Publication year - 1999
Publication title -
agronomy journal
Language(s) - English
Resource type - Journals
SCImago Journal Rank - 0.752
H-Index - 131
eISSN - 1435-0645
pISSN - 0002-1962
DOI - 10.2134/agronj1999.00021962009100030006x
Subject(s) - weed control , weed , agronomy , foxtail , tillage , population , biology , demography , sociology
Selecting among the diverse options available to manage weeds requires varied knowledge. This study field‐tested the performance of a decision aid model that integrates biological and economic factors to make weed control recommendations. The model was parameterized using data from the literature and subjected to sensitivity analysis. Tactics generated from the resulting model were compared with standard‐herbicide weed control in continuous corn ( Zea mays L.) having a long‐term history of various tillage and herbicide application regimes. The model recommended preemergent and postemergent weed control based on weed seed and weed seedling densities, respectively. Using standard‐herbicide weed control resulted in fewer weed seeds in the soil each year compared with model‐based weed control. Variation among model‐based weed control treatments applied to plots with different management histories was eliminated over the course of the study as weed populations shifted in response to weed control practices. The result was a 98% relative abundance of foxtail ( Setaria spp.) seedlings after 3 yr of model‐based treatments, compared with 70% in standard‐herbicide treatments.

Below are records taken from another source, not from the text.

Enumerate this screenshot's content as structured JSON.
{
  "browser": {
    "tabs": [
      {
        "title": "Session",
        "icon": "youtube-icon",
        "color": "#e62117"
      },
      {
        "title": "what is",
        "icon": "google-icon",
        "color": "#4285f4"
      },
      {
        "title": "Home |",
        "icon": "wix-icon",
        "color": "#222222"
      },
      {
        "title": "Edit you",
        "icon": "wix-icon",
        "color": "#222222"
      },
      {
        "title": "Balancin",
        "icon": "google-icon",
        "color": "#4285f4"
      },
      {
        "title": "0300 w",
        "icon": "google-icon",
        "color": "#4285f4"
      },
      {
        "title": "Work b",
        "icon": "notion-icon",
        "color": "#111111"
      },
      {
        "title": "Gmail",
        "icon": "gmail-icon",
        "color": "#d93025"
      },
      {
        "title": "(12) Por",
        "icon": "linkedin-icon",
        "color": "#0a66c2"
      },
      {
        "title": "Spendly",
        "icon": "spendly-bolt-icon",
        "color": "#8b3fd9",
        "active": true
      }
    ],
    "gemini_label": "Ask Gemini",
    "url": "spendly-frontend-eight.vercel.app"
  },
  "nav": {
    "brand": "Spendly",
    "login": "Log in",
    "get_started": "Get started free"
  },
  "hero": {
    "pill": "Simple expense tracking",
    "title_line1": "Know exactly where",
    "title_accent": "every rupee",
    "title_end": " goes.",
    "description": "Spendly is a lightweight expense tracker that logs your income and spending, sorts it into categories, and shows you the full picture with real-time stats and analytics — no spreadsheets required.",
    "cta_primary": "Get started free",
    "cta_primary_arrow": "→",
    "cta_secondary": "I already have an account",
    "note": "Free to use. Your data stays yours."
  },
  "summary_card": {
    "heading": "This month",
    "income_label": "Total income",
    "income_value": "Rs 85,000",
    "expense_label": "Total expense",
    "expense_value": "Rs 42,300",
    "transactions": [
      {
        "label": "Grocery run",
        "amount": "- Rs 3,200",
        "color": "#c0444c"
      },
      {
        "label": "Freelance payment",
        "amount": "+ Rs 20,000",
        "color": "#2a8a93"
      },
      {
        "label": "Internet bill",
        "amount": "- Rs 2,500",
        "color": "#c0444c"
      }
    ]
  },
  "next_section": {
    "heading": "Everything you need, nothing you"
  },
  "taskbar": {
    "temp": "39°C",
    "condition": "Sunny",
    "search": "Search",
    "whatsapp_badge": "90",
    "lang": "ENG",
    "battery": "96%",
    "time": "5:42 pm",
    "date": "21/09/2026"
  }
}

In 1994, the model reduced herbicide use and weed control treatment costs, but often reduced corn yields and net economic returns. In 1995, model‐based treatments maintained or increased corn yields and net returns. In 1996, however, model‐based treatments consistently reduced corn yields and net returns. Variability in control treatment effectiveness and weed‐crop interaction greatly affected the performance of the model. The use of decision‐aid models in weed management is still a developing technology. Interactions of the weed seed bank, weed emergence, treatment effectiveness, weed‐crop interference, and environmental conditions are very complex. The model could become a valuable tool for producers if consistency of weed control were improved by better understanding and modeling of threshold levels and accounting for weed seed production and by adding data on weed emergence, seed production, yield loss, and control efficacy.